Looks like it may be a young Ptarmigan in summer plumage.


----------



## dicklaxt (Jun 2, 2005)

Ptarmigan ,exactly what I was thinking ,if it isn't its a relative.LOL,but its been 54 years since I saw one so I'm not taking bets.

dick


----------



## Nwilkins (Jan 18, 2009)

Keep trying, took the picture last week


----------



## Barbarian (Feb 12, 2009)

Looks quailish????


----------



## Nokillbill (Nov 27, 2006)

blue grouse


----------



## Timemachine (Nov 25, 2008)

Young female prarie chicken


----------



## Friendswoodmatt (Feb 22, 2005)

blue quail -- young female?


----------



## D-fish (May 7, 2009)

I was going to guess atwaters prairie chicken as well....


----------



## bzrk180 (Jan 7, 2008)

grayfish said:


> Looks like it may be a young Ptarmigan in summer plumage.


x2


----------



## Nwilkins (Jan 18, 2009)

Keep Trying, He/she lives on The Big Island of Hawaii


----------



## grayfish (Jul 31, 2005)

So I guess that is a Alien bird of Hawaii. Believe that would be a Turkey.

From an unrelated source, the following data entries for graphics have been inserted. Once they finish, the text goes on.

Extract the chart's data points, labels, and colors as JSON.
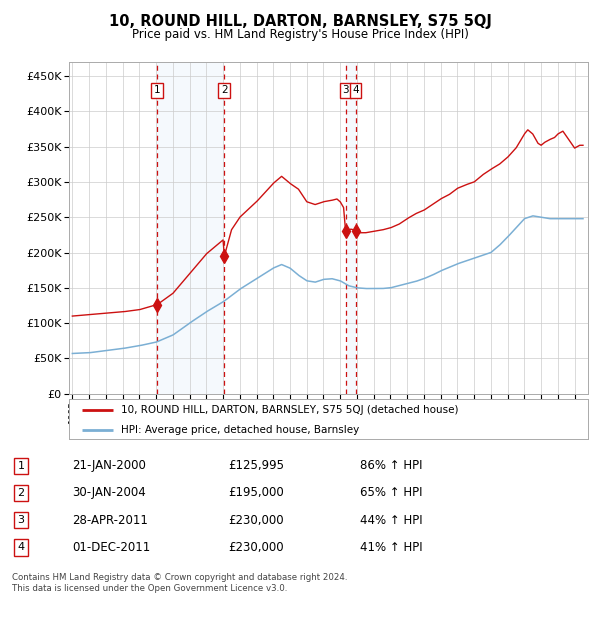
{
  "title": "10, ROUND HILL, DARTON, BARNSLEY, S75 5QJ",
  "subtitle": "Price paid vs. HM Land Registry's House Price Index (HPI)",
  "footer": "Contains HM Land Registry data © Crown copyright and database right 2024.\nThis data is licensed under the Open Government Licence v3.0.",
  "legend_line1": "10, ROUND HILL, DARTON, BARNSLEY, S75 5QJ (detached house)",
  "legend_line2": "HPI: Average price, detached house, Barnsley",
  "hpi_color": "#7bafd4",
  "price_color": "#cc1111",
  "marker_color": "#cc1111",
  "sale_color_box": "#cc1111",
  "shade_color": "#cce0f5",
  "dashed_line_color": "#cc1111",
  "transactions": [
    {
      "label": "1",
      "date_str": "21-JAN-2000",
      "date_num": 2000.054,
      "price": 125995,
      "hpi_pct": "86% ↑ HPI"
    },
    {
      "label": "2",
      "date_str": "30-JAN-2004",
      "date_num": 2004.082,
      "price": 195000,
      "hpi_pct": "65% ↑ HPI"
    },
    {
      "label": "3",
      "date_str": "28-APR-2011",
      "date_num": 2011.32,
      "price": 230000,
      "hpi_pct": "44% ↑ HPI"
    },
    {
      "label": "4",
      "date_str": "01-DEC-2011",
      "date_num": 2011.916,
      "price": 230000,
      "hpi_pct": "41% ↑ HPI"
    }
  ],
  "ylim": [
    0,
    470000
  ],
  "yticks": [
    0,
    50000,
    100000,
    150000,
    200000,
    250000,
    300000,
    350000,
    400000,
    450000
  ],
  "xlim_start": 1994.8,
  "xlim_end": 2025.8,
  "hpi_knots": [
    [
      1995.0,
      57000
    ],
    [
      1996.0,
      58000
    ],
    [
      1997.0,
      61000
    ],
    [
      1998.0,
      64000
    ],
    [
      1999.0,
      68000
    ],
    [
      2000.0,
      73000
    ],
    [
      2001.0,
      83000
    ],
    [
      2002.0,
      100000
    ],
    [
      2003.0,
      116000
    ],
    [
      2004.0,
      130000
    ],
    [
      2005.0,
      148000
    ],
    [
      2006.0,
      163000
    ],
    [
      2007.0,
      178000
    ],
    [
      2007.5,
      183000
    ],
    [
      2008.0,
      178000
    ],
    [
      2008.5,
      168000
    ],
    [
      2009.0,
      160000
    ],
    [
      2009.5,
      158000
    ],
    [
      2010.0,
      162000
    ],
    [
      2010.5,
      163000
    ],
    [
      2011.0,
      160000
    ],
    [
      2011.5,
      153000
    ],
    [
      2012.0,
      150000
    ],
    [
      2012.5,
      149000
    ],
    [
      2013.0,
      149000
    ],
    [
      2013.5,
      149000
    ],
    [
      2014.0,
      150000
    ],
    [
      2014.5,
      153000
    ],
    [
      2015.0,
      156000
    ],
    [
      2015.5,
      159000
    ],
    [
      2016.0,
      163000
    ],
    [
      2016.5,
      168000
    ],
    [
      2017.0,
      174000
    ],
    [
      2017.5,
      179000
    ],
    [
      2018.0,
      184000
    ],
    [
      2018.5,
      188000
    ],
    [
      2019.0,
      192000
    ],
    [
      2019.5,
      196000
    ],
    [
      2020.0,
      200000
    ],
    [
      2020.5,
      210000
    ],
    [
      2021.0,
      222000
    ],
    [
      2021.5,
      235000
    ],
    [
      2022.0,
      248000
    ],
    [
      2022.5,
      252000
    ],
    [
      2023.0,
      250000
    ],
    [
      2023.5,
      248000
    ],
    [
      2024.0,
      248000
    ],
    [
      2024.5,
      248000
    ],
    [
      2025.0,
      248000
    ],
    [
      2025.5,
      248000
    ]
  ],
  "red_knots": [
    [
      1995.0,
      110000
    ],
    [
      1996.0,
      112000
    ],
    [
      1997.0,
      114000
    ],
    [
      1998.0,
      116000
    ],
    [
      1999.0,
      119000
    ],
    [
      2000.0,
      126000
    ],
    [
      2000.054,
      125995
    ],
    [
      2001.0,
      142000
    ],
    [
      2002.0,
      170000
    ],
    [
      2003.0,
      198000
    ],
    [
      2004.0,
      218000
    ],
    [
      2004.082,
      195000
    ],
    [
      2004.5,
      232000
    ],
    [
      2005.0,
      250000
    ],
    [
      2006.0,
      272000
    ],
    [
      2007.0,
      298000
    ],
    [
      2007.5,
      308000
    ],
    [
      2008.0,
      298000
    ],
    [
      2008.5,
      290000
    ],
    [
      2009.0,
      272000
    ],
    [
      2009.5,
      268000
    ],
    [
      2010.0,
      272000
    ],
    [
      2010.5,
      274000
    ],
    [
      2010.8,
      276000
    ],
    [
      2011.0,
      272000
    ],
    [
      2011.1,
      268000
    ],
    [
      2011.2,
      264000
    ],
    [
      2011.32,
      230000
    ],
    [
      2011.5,
      232000
    ],
    [
      2011.6,
      233000
    ],
    [
      2011.7,
      233000
    ],
    [
      2011.916,
      230000
    ],
    [
      2012.0,
      228000
    ],
    [
      2012.5,
      228000
    ],
    [
      2013.0,
      230000
    ],
    [
      2013.5,
      232000
    ],
    [
      2014.0,
      235000
    ],
    [
      2014.5,
      240000
    ],
    [
      2015.0,
      248000
    ],
    [
      2015.5,
      255000
    ],
    [
      2016.0,
      260000
    ],
    [
      2016.5,
      268000
    ],
    [
      2017.0,
      276000
    ],
    [
      2017.5,
      282000
    ],
    [
      2018.0,
      291000
    ],
    [
      2018.5,
      296000
    ],
    [
      2019.0,
      300000
    ],
    [
      2019.5,
      310000
    ],
    [
      2020.0,
      318000
    ],
    [
      2020.5,
      325000
    ],
    [
      2021.0,
      335000
    ],
    [
      2021.5,
      348000
    ],
    [
      2022.0,
      368000
    ],
    [
      2022.2,
      374000
    ],
    [
      2022.5,
      368000
    ],
    [
      2022.8,
      355000
    ],
    [
      2023.0,
      352000
    ],
    [
      2023.2,
      356000
    ],
    [
      2023.5,
      360000
    ],
    [
      2023.8,
      363000
    ],
    [
      2024.0,
      368000
    ],
    [
      2024.3,
      372000
    ],
    [
      2024.5,
      365000
    ],
    [
      2024.8,
      355000
    ],
    [
      2025.0,
      348000
    ],
    [
      2025.3,
      352000
    ]
  ]
}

I was born in Hawaii. Can you guess the last three letters of my fathers middle name?


----------



## jboogerfinger (Jun 16, 2009)

Turducken?


----------



## FalseCast (May 7, 2009)

FRANKLIN QUAIL


----------



## Levelwind (Apr 15, 2005)

Not a young bird. See the spurs.


----------



## dicklaxt (Jun 2, 2005)

Grey or Erclel Francolin or maybe just plain Francolin


----------



## Nwilkins (Jan 18, 2009)

dicklaxt said:


> Grey or Erclel Francolin or maybe just plain Francolin


Erckel is correct sir


----------



## dicklaxt (Jun 2, 2005)

How much did I win and please make it a cashiers check :rotfl:Make it out to me and Google

dick


----------



## Nokillbill (Nov 27, 2006)

the neck and the beak dont look francolin to me. im just sayin


----------



## Nwilkins (Jan 18, 2009)

Nokillbill said:


> the neck and the beak dont look francolin to me. im just sayin


That is what the locals called them, I had no idea what it was, thought it was some kind of grouse/chucker family.

Sorry Dick, entertainment value only, hope you enjoyed playing and the picture


----------



## Sweet Action (Mar 27, 2008)

prarie chicken???


----------



## Bassaholic (Apr 20, 2009)

grayfish said:


> Looks like it may be a young Ptarmigan in summer plumage.


Don't ptarmigan have feathers down to their feet? Or is that just certain species?


----------